The proposed research investigates how and under what conditions various aspects of social events become salient, attended, and perceived and how this changes across development from infancy through early childhood. In particular, this proposal explores the developmental course of infants'perception of faces, voices, and amodal properties of speech (tempo, rhythm, and intensity) in unimodal auditory, unimodal visual, and multimodal, audiovisual stimulation using convergent measures of heart rate, eye tracking, and infant controlled visual habituation. Predictions concerning the role of redundancy across the senses in promoting and organizing the development of attention, perception, and learning about different properties of events in multimodal and unimodal stimulation, generated from of our model of selective attention (the intersensory redundancy hypothesis) will be tested.
Five specific aims systematically explore the conditions that facilitate versus attenuate learning about faces, voices, and amodal properties of speech. By investigating multimodal and unimodal perception under a single framework, we will provide a basis for integrating separate literatures and reveal important interactions between modality of stimulation (unimodal, multimodal) and attention to properties of events (redundantly versus nonredundantly specified) that cannot be detected in separate research designs. We use a novel combination of convergent measures: visual habituation and recovery reveal what properties of audiovisual speech events infants detect (faces, voices, amodal properties of speech), heart rate indexes the depth and efficiency of processing, and eye tracking reveals what features of dynamic faces infants selectively attend under different conditions (redundant vs nonredundant). By including measures across different levels of analysis, critical controls for amount and type of stimulation, manipulations of task difficulty, and effects of repeated exposure, we will reveal much more about the nature, basis, and processes underlying the attentional salience of social events than can be revealed by separate studies or single measures. Patterns of selective attention and learning about social events that converge with those of our prior studies of nonsocial events will suggest that general perceptual processes govern attention and learning in this domain. Our goals are to advance developmental theory in the area of attention and perception, and to establish norms for infant sensitivity to intersensory and unimodal information about critical aspects of social events that can be used for assessing atypical patterns of development and can serve as a basis for interventions. Assessing multimodal conditions will also enhance ecological validity and foster translation of findings to real world learning contexts.

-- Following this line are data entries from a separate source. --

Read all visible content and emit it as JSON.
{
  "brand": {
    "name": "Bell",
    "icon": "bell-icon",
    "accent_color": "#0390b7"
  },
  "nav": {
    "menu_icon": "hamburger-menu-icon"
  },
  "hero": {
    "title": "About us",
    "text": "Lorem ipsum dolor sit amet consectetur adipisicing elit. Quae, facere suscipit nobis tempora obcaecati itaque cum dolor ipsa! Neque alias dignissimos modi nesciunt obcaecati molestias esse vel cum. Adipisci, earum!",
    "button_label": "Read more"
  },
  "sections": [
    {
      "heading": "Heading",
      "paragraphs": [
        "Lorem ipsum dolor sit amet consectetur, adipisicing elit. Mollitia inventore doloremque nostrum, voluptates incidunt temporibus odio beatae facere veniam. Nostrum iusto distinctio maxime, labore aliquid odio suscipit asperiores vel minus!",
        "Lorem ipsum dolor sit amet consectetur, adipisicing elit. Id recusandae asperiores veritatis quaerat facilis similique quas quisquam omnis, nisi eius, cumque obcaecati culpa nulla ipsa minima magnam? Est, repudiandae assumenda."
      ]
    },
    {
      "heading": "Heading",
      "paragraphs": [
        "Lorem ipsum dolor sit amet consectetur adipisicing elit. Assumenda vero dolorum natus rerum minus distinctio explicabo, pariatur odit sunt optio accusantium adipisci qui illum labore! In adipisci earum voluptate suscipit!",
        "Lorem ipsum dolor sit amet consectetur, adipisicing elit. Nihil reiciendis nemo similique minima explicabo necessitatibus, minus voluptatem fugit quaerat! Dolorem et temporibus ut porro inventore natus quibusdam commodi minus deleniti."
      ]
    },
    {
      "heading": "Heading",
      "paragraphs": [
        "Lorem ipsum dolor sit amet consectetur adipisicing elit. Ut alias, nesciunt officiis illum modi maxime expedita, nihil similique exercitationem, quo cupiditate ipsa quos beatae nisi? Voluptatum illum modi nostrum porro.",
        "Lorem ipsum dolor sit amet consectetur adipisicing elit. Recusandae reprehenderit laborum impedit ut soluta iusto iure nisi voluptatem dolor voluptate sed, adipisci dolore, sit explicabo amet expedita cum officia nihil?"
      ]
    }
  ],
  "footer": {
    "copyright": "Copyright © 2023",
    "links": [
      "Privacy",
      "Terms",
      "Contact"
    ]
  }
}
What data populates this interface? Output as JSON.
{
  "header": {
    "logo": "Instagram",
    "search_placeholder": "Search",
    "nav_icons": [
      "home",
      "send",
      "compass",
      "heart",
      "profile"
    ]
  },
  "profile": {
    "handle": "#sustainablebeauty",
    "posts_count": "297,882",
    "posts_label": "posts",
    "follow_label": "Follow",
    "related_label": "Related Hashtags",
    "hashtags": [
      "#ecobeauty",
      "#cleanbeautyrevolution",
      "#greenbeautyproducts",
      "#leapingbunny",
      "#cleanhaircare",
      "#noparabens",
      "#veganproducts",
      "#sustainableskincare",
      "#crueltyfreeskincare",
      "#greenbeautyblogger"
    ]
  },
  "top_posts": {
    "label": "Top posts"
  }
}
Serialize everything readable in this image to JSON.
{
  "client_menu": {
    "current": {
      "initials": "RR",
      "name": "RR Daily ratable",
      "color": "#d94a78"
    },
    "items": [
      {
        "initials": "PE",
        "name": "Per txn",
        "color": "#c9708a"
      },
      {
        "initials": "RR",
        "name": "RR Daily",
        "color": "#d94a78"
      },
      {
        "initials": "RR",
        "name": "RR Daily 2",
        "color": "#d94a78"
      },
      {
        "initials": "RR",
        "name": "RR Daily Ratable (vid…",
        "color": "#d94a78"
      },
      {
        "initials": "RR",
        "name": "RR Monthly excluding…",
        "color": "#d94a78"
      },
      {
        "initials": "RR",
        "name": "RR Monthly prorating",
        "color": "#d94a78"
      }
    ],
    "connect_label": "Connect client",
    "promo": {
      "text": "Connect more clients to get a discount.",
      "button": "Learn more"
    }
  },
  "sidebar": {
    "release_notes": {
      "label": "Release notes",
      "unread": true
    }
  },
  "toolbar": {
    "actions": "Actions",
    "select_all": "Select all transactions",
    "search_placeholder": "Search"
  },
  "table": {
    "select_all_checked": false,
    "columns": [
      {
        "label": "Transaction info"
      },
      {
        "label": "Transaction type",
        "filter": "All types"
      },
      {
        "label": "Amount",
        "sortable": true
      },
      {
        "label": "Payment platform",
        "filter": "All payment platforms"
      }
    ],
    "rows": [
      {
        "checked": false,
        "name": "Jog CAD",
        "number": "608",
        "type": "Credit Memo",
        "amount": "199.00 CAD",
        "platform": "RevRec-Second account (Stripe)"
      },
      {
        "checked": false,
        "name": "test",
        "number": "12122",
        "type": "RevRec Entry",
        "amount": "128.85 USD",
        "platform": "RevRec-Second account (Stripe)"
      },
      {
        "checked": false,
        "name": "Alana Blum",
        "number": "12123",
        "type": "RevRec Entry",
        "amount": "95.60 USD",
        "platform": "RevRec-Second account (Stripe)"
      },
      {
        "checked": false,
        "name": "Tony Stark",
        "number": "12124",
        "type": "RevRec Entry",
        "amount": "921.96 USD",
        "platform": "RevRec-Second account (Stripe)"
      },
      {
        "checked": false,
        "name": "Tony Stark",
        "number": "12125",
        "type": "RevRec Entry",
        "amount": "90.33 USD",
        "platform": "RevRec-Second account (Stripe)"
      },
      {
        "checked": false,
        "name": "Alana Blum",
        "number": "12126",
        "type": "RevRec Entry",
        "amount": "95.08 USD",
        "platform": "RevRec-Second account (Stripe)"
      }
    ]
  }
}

This research will reveal new information about the nature, basis, and development of attention to and perception of faces, voices, and amodal aspects of speech (tempo, rhythm, intensity) in unimodal visual, unimodal auditory, and multimodal audiovisual stimulation in infants and young children. Convergent measures of visual habituation, heart rate, and eye tracking, about the nature of selective attention to different properties of social events under different conditions, will provide a comprehensive and integrated picture of processes usually studied separately. Findings will provide a wealth of critical information about typical developmental patterns at a level of detail that is novel and necessary for identifying atypical patterns of development, including social attention deficits characteristic of autism. Findings are easily translated to real world settings and can serve as a basis for interventions for developmental delays.